De acordo com o especialista, as exportações são parte importante da indústria armamentista. Ele aponta que há "uma enorme rede internacional de compradores" do segmento brasileiro, direcionada mais à segurança pública do que às forças armadas tradicionais.
Bragança acredita que a fatia da indústria armamentista brasileira no exterior poderia até ser maior se o país valorizasse sua relação com países vizinhos e investisse na formação de uma base industrial de defesa para abrir portas nos mercados regionais.
Segundo ele, a "desconstrução da integração sul-americana" impactou a base industrial de defesa comum, a partir do "esvaziamento" do Mercado Comum do Sul (Mercosul) e da União de Nações Sul-Americanas (Unasul), após o fim do governo da ex-presidente Dilma Rousseff (PT).

"Durante os governos Lula, os países sul-americanos foram prioridade na construção da nossa política externa, na maneira pela qual o Brasil se insere no cenário internacional. Isto já está colocado: a reconstrução dessas plataformas de integração sul-americana a partir da nossa vizinhança direta, da América do Sul", indicou Bragança.

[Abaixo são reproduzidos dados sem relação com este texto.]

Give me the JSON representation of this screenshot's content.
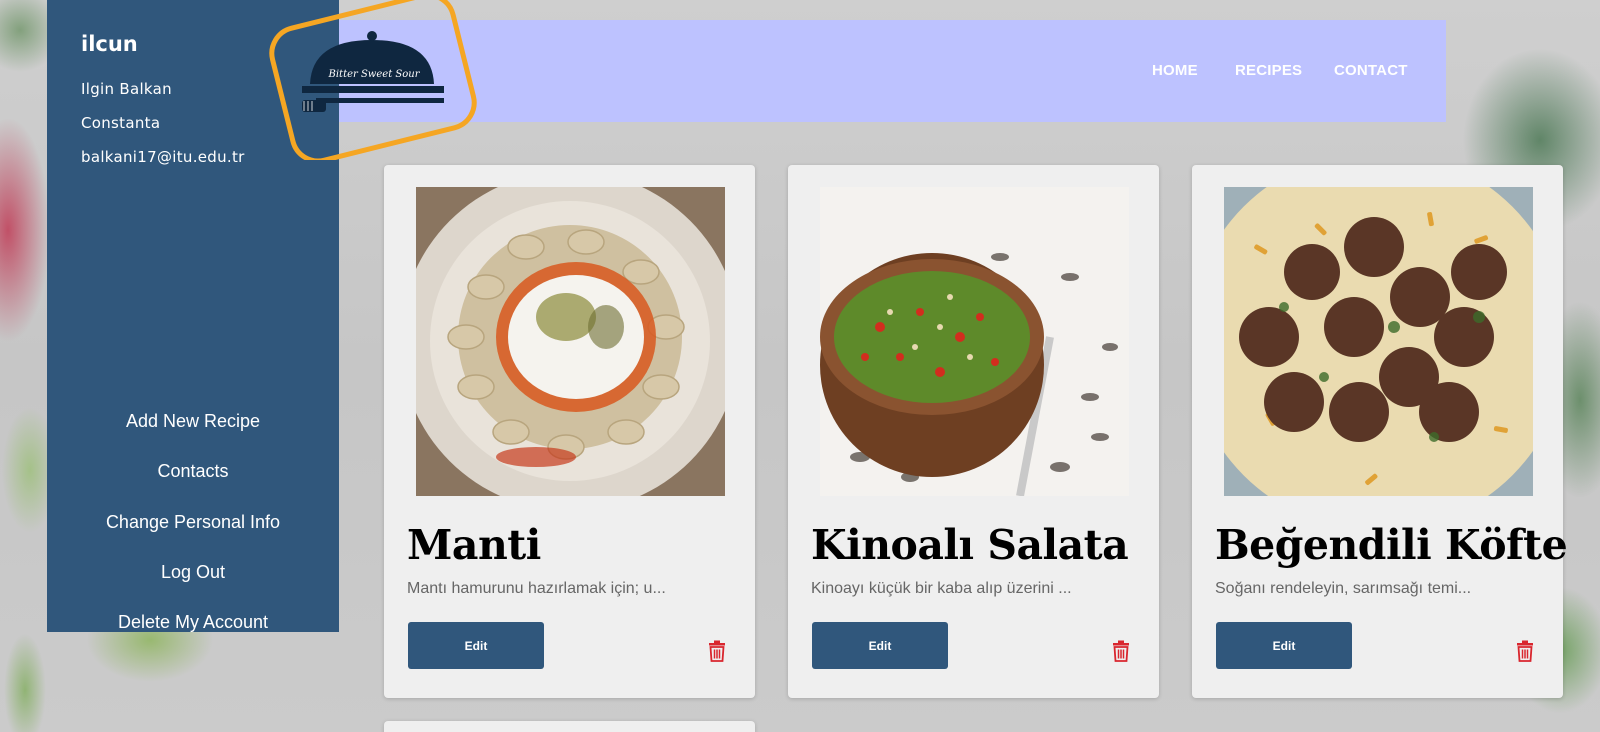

De acordo com o especialista, com a retomada da política de integração nacional, o governo Lula poderá contribuir para alavancar as exportações do setor. Ele explica que a política de desarmamento nacional da população civil não impedirá o novo governo de investir no segmento para exportação.

"É um setor estratégico, que envolve tecnologia, pesquisa e desenvolvimento, universidades, mão de obra qualificada, investimento internacional e joint-ventures com grandes empresas internacionais. Pode haver um alavancamento da indústria de defesa brasileira a partir da política de defesa comum sul-americana. Até porque agora o momento político sul-americano é outro", afirmou.